The responsibilities of American citizenship
We are living in a period when civic duty and the responsibilities of citizenship are considered by many, particularly the young and those in academia, to be outmoded and banal. The young, that is, with the exception of our best and brightest who are standing in line to volunteer for the military, the Peace Corps, and other national service organizations.
Traditional civics instruction is now unheard of in the classrooms of our public schools. Public displays of fealty for one's country are frowned upon or prohibited. Denigration of cherished national symbols is not only condoned but applauded by one major political party and a segment of the population it represents.
And yet within each generation, young Americans respond to the call for sacrifice and service. This infusion of citizenship within our youth certainly did not arise in our schools, where American history is revised daily for diversity's sake, the Founding Fathers are disparaged, and the Pledge of Allegiance is rebuked.

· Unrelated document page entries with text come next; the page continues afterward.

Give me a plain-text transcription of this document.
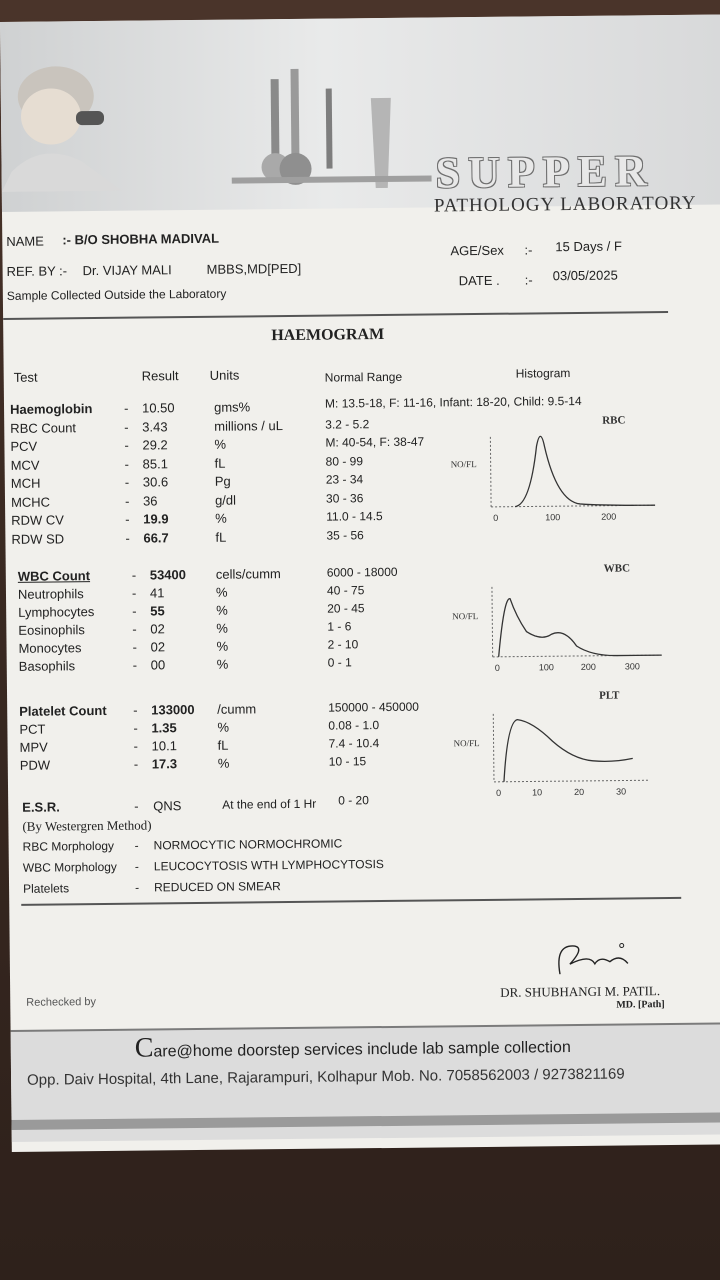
SUPPER
PATHOLOGY LABORATORY
NAME :- B/O SHOBHA MADIVAL
REF. BY :- Dr. VIJAY MALI	MBBS,MD[PED]
Sample Collected Outside the Laboratory
AGE/Sex :- 15 Days / F
DATE . :- 03/05/2025
HAEMOGRAM
Test	Result Units	Normal Range	Histogram
E.S.R.	- QNS	At the end of 1 Hr 0 - 20
(By Westergren Method)
RBC
NO/FL
0	100	200
WBC
NO/FL
0	100	200	300
PLT
NO/FL
0	10	20	30
Rechecked by
DR. SHUBHANGI M. PATIL.
MD. [Path]
Care@home doorstep services include lab sample collection
Opp. Daiv Hospital, 4th Lane, Rajarampuri, Kolhapur Mob. No. 7058562003 / 9273821169
Haemoglobin - 10.50	gms%	M: 13.5-18, F: 11-16, Infant: 18-20, Child: 9.5-14
RBC Count	- 3.43	millions / uL	3.2 - 5.2
PCV	- 29.2	%	M: 40-54, F: 38-47
MCV	- 85.1	fL	80 - 99
MCH	- 30.6	Pg	23 - 34
MCHC	- 36	g/dl	30 - 36
RDW CV	- 19.9	%	11.0 - 14.5
RDW SD	- 66.7	fL	35 - 56
WBC Count	- 53400 cells/cumm	6000 - 18000
Neutrophils	- 41	%	40 - 75
Lymphocytes	- 55	%	20 - 45
Eosinophils	- 02	%	1 - 6
Monocytes	- 02	%	2 - 10
Basophils	- 00	%	0 - 1
Platelet Count - 133000 /cumm	150000 - 450000
PCT	- 1.35	%	0.08 - 1.0
MPV	- 10.1	fL	7.4 - 10.4
PDW	- 17.3	%	10 - 15
RBC Morphology - NORMOCYTIC NORMOCHROMIC
WBC Morphology - LEUCOCYTOSIS WTH LYMPHOCYTOSIS
Platelets	- REDUCED ON SMEAR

Nothing new, but more hateful
Although appreciation of our heritage, way of life, love of country, and civic obligations have been under full frontal assault since the 1960s, such self-loathing has occurred throughout our nation's history, albeit without the fervor and vehemence of today or its willing facilitation in Congress, local governments, our schools, and universities.
To further compound our dilemma, we are being engulfed by an endless tide of illegal aliens, flooding across our border to the tune of more than 1.2 million per year. Regardless of why they come, be it for economic opportunity, gratis schooling and medical treatment, liberty, or to do harm, the majority do not share the common bonds of the American language or American rule of law. There is no means nor desire to exercise civic responsibility because for the majority of illegals there is no desire to undergo what lawful immigration and citizenship require.

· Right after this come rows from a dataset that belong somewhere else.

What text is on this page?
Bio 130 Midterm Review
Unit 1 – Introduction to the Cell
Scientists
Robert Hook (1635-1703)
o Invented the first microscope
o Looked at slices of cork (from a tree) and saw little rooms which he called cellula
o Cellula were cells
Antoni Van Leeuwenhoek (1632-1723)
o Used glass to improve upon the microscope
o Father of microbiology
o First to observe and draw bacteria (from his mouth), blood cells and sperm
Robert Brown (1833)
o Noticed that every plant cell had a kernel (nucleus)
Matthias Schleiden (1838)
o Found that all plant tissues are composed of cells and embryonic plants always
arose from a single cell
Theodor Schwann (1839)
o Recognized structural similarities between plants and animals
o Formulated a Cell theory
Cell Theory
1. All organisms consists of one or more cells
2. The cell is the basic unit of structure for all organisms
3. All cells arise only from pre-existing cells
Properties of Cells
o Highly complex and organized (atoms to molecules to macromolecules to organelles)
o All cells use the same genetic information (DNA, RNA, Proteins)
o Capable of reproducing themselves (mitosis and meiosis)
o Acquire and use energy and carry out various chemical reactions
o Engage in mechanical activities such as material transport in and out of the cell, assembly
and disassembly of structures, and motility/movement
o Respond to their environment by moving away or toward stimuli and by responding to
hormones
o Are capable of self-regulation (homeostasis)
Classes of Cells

Allegiance remains to those nations from whence they came.
On January 26, 1883, one of America's truly great citizens, Theodore Roosevelt, spoke about his personal thoughts regarding citizenship to a gathering in Buffalo, New York. This speech, delivered by the astonishingly multifaceted man, was many years before Roosevelt served as 26th President of the United States. TR, as he was and still is affectionately known, later said that this was one of his most heart-felt speeches.

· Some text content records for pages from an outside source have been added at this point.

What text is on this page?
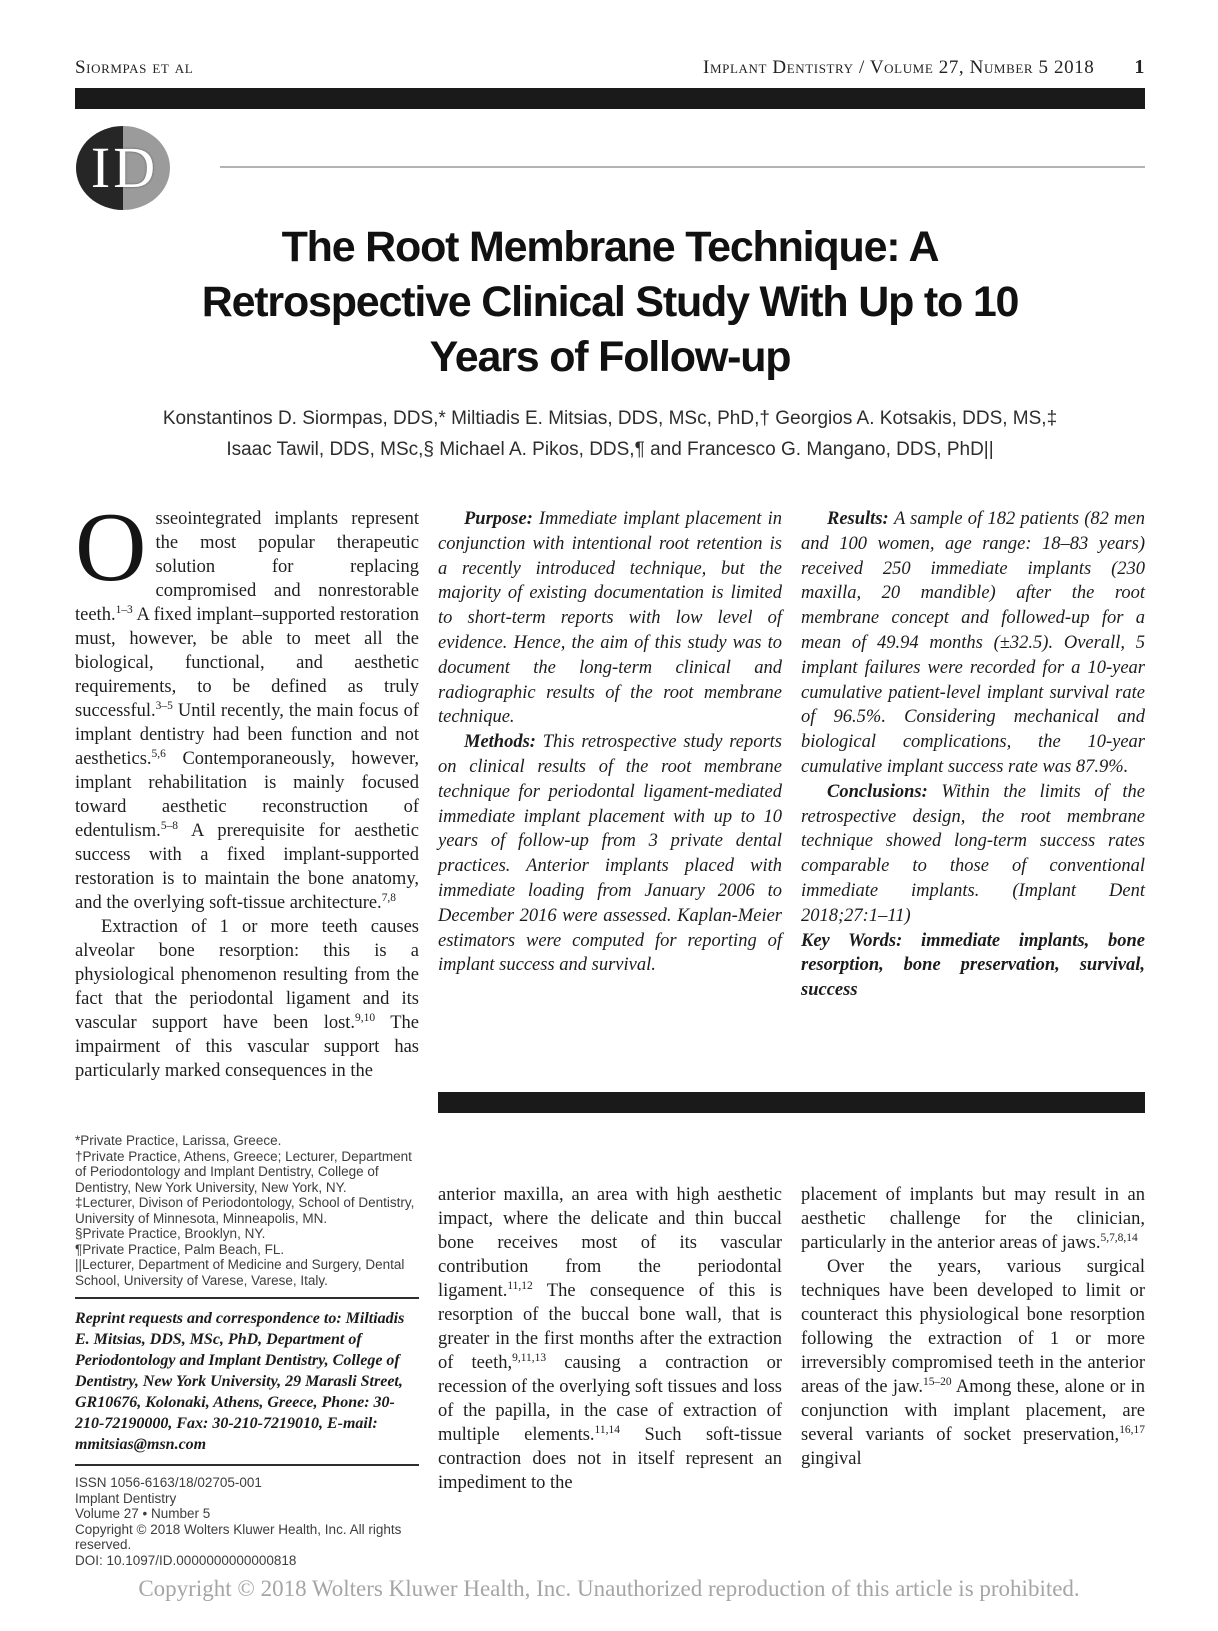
Siormpas et al	Implant Dentistry / Volume 27, Number 5 2018 1
I D
The Root Membrane Technique: A
Retrospective Clinical Study With Up to 10
Years of Follow-up
Konstantinos D. Siormpas, DDS,* Miltiadis E. Mitsias, DDS, MSc, PhD,† Georgios A. Kotsakis, DDS, MS,‡
Isaac Tawil, DDS, MSc,§ Michael A. Pikos, DDS,¶ and Francesco G. Mangano, DDS, PhD||

Osseointegrated implants represent the most popular therapeutic solution for replacing compromised and nonrestorable teeth.$^{1-3}$ A fixed implant–supported restoration must, however, be able to meet all the biological, functional, and aesthetic requirements, to be defined as truly successful.$^{3-5}$ Until recently, the main focus of implant dentistry had been function and not aesthetics.$^{5,6}$ Contemporaneously, however, implant rehabilitation is mainly focused toward aesthetic reconstruction of edentulism.$^{5-8}$ A prerequisite for aesthetic success with a fixed implant-supported restoration is to maintain the bone anatomy, and the overlying soft-tissue architecture.$^{7,8}$

Extraction of 1 or more teeth causes alveolar bone resorption: this is a physiological phenomenon resulting from the fact that the periodontal ligament and its vascular support have been lost.$^{9,10}$ The impairment of this vascular support has particularly marked consequences in the

Purpose: Immediate implant placement in conjunction with intentional root retention is a recently introduced technique, but the majority of existing documentation is limited to short-term reports with low level of evidence. Hence, the aim of this study was to document the long-term clinical and radiographic results of the root membrane technique.

Methods: This retrospective study reports on clinical results of the root membrane technique for periodontal ligament-mediated immediate implant placement with up to 10 years of follow-up from 3 private dental practices. Anterior implants placed with immediate loading from January 2006 to December 2016 were assessed. Kaplan-Meier estimators were computed for reporting of implant success and survival.

Results: A sample of 182 patients (82 men and 100 women, age range: 18–83 years) received 250 immediate implants (230 maxilla, 20 mandible) after the root membrane concept and followed-up for a mean of 49.94 months (±32.5). Overall, 5 implant failures were recorded for a 10-year cumulative patient-level implant survival rate of 96.5%. Considering mechanical and biological complications, the 10-year cumulative implant success rate was 87.9%.

Conclusions: Within the limits of the retrospective design, the root membrane technique showed long-term success rates comparable to those of conventional immediate implants. (Implant Dent 2018;27:1–11)

Key Words: immediate implants, bone resorption, bone preservation, survival, success

*Private Practice, Larissa, Greece.

†Private Practice, Athens, Greece; Lecturer, Department of Periodontology and Implant Dentistry, College of Dentistry, New York University, New York, NY.

‡Lecturer, Divison of Periodontology, School of Dentistry, University of Minnesota, Minneapolis, MN.

§Private Practice, Brooklyn, NY.

¶Private Practice, Palm Beach, FL.

||Lecturer, Department of Medicine and Surgery, Dental School, University of Varese, Varese, Italy.

Reprint requests and correspondence to: Miltiadis E. Mitsias, DDS, MSc, PhD, Department of Periodontology and Implant Dentistry, College of Dentistry, New York University, 29 Marasli Street, GR10676, Kolonaki, Athens, Greece, Phone: 30-210-72190000, Fax: 30-210-7219010, E-mail: mmitsias@msn.com

ISSN 1056-6163/18/02705-001

Implant Dentistry

Volume 27 • Number 5

Copyright © 2018 Wolters Kluwer Health, Inc. All rights reserved.

DOI: 10.1097/ID.0000000000000818

anterior maxilla, an area with high aesthetic impact, where the delicate and thin buccal bone receives most of its vascular contribution from the periodontal ligament.$^{11,12}$ The consequence of this is resorption of the buccal bone wall, that is greater in the first months after the extraction of teeth,$^{9,11,13}$ causing a contraction or recession of the overlying soft tissues and loss of the papilla, in the case of extraction of multiple elements.$^{11,14}$ Such soft-tissue contraction does not in itself represent an impediment to the

placement of implants but may result in an aesthetic challenge for the clinician, particularly in the anterior areas of jaws.$^{5,7,8,14}$

Over the years, various surgical techniques have been developed to limit or counteract this physiological bone resorption following the extraction of 1 or more irreversibly compromised teeth in the anterior areas of the jaw.$^{15-20}$ Among these, alone or in conjunction with implant placement, are several variants of socket preservation,$^{16,17}$ gingival

Copyright © 2018 Wolters Kluwer Health, Inc. Unauthorized reproduction of this article is prohibited.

Please take the time to read his words as they are presented in The Duties of American Citizenship. They are as appropriate today as they were in the 19th Century, perhaps more so.
Much later in life and in his Citizenship in a Republic speech given at the Sorbonne, Paris, April 23, 1910, TR expanded upon his 1883 speech. Here is a brief excerpt from that day:
"It is not the critic who counts: not the man who points out how the strong man stumbles or where the doer of deeds could have done better. The credit belongs to the man who is actually in the arena, whose face is marred by dust and sweat and blood, who strives valiantly, who errs and comes up short again and again, because there is no effort without error or shortcoming, but who knows the great enthusiasms, the great devotions, who spends himself for a worthy cause; who, at the best, knows, in the end, the triumph of high achievement, and who, at the worst, if he fails, at least he fails while daring greatly, so that his place shall never be with those cold and timid souls who knew neither victory nor defeat."